Elysia dice que es un cheje: un pájaro carpintero, un eslabón de una cadena manchado con un tinte imperialista e indígena a la vez. De ahí sale su arte y su manifiesto, una mujer trans americana y aymará a la vez, que logró encontrar su voz entre todos sus linajes, tan heterogéneos y unidos por la historia al mismo tiempo. Elysia Crampton es una productora nacida en California pero con herencia boliviana que utiliza la música como un lenguaje sanador para reconstruir las narraciones de nuestra historia.

texto/ Mercedes Galera 

traducción / Carmina Arédez

elysisaEn julio de este año, publicó su segundo disco, Demon City, y la sonoridad que lo atraviesa puede enmarcarse dentro de la música electrónica, con un sonido que es difícil de describir o categorizar, pero que definitivamente contiene la intensidad de quien intenta conocerse a través de la música apropiándose de ese lenguaje: Elysia transmite en Demon City aquellas historias orales de su herencia tanto latina como americana, que sobreviven a las fronteras de los estados-nación y a los mecanismos de eliminación de los procesos de colonización.

En un manifiesto poético sobre su disco, Elysia lo ubica dentro del estilo Severo, definido como

“una acumulación o crecimiento, un proceso en marcha de devenir-en, posible gracias a las redes de familias y comunidades que han inspirado y sostenido nuestra búsqueda de supervivencia colectiva, de justicia transformadora”. Revista Ramera pudo hablar con ella para entender más cómo hizo para devenir en ella misma y conectar así con su herencia boliviana y su historia inmigratoria.

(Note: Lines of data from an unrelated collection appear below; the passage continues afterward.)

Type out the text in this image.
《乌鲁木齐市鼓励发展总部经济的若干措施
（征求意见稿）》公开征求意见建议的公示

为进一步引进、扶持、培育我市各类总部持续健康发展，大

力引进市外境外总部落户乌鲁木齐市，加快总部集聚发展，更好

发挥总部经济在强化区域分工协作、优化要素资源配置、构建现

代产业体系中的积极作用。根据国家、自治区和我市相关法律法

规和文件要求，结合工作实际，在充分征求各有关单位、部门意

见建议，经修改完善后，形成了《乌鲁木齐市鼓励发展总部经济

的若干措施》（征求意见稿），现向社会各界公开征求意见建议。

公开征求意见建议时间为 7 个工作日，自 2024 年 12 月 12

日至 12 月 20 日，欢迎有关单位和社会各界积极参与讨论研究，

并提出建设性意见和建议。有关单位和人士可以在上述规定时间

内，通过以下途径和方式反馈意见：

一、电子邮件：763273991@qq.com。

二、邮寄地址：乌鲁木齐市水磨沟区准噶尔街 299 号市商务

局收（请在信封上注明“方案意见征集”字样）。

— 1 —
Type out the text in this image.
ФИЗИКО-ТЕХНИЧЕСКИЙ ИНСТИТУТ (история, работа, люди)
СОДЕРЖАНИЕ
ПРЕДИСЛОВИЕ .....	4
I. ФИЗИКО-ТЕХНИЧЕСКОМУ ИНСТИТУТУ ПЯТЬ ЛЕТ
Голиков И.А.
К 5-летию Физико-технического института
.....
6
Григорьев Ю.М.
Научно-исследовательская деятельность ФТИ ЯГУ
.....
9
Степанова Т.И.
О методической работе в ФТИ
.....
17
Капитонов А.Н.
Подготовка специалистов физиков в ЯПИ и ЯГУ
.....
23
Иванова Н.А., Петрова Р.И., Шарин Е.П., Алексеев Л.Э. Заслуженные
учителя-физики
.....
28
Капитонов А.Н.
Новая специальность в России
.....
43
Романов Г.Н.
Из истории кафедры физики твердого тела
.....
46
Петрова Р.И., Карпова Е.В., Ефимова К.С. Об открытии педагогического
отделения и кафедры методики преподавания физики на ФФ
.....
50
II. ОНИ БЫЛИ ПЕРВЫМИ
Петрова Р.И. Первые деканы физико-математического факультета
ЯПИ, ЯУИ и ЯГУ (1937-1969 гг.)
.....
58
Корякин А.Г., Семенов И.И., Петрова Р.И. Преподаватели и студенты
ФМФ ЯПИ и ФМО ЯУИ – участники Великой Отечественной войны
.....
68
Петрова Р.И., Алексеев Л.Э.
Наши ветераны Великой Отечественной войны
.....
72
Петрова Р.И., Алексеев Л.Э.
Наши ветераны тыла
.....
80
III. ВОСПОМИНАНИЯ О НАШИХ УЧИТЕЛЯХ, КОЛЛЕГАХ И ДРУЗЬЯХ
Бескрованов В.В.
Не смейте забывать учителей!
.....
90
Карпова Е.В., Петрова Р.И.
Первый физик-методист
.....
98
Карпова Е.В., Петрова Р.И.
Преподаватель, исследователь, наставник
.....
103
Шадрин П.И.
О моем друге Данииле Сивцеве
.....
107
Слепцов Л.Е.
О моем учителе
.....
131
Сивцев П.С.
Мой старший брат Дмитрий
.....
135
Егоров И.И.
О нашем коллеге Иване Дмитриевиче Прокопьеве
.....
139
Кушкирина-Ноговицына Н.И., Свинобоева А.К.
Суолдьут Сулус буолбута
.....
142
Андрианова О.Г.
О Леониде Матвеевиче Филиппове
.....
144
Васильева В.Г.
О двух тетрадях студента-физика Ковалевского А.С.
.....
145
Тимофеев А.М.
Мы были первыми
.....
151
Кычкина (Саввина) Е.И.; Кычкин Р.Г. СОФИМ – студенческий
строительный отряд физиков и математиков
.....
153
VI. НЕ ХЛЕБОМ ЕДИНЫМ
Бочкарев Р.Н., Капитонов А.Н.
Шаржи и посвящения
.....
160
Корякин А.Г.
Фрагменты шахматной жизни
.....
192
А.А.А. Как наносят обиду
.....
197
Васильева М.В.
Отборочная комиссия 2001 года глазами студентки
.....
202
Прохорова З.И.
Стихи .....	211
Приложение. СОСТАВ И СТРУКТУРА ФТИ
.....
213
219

R: La geografía de tu historia de vida aparece en tu música. ¿Cómo fue el proceso de mezclar o fusionar esos sonidos, todos distintos entre sí, y convertirlos en Demon City?

E: Estaba pensando sobre la profundidad del tiempo y de las historias orales y aquellas cosas que continúan sucediendo, que exceden nuestros propios conceptos de historia, y que son continuamente obscurecidas por el horizonte colonialización.

R: Todas las canciones de Demon City son producciones hechas con otrx artista ¿Vivís las colaboraciones musicales como una filosofia de colectividad?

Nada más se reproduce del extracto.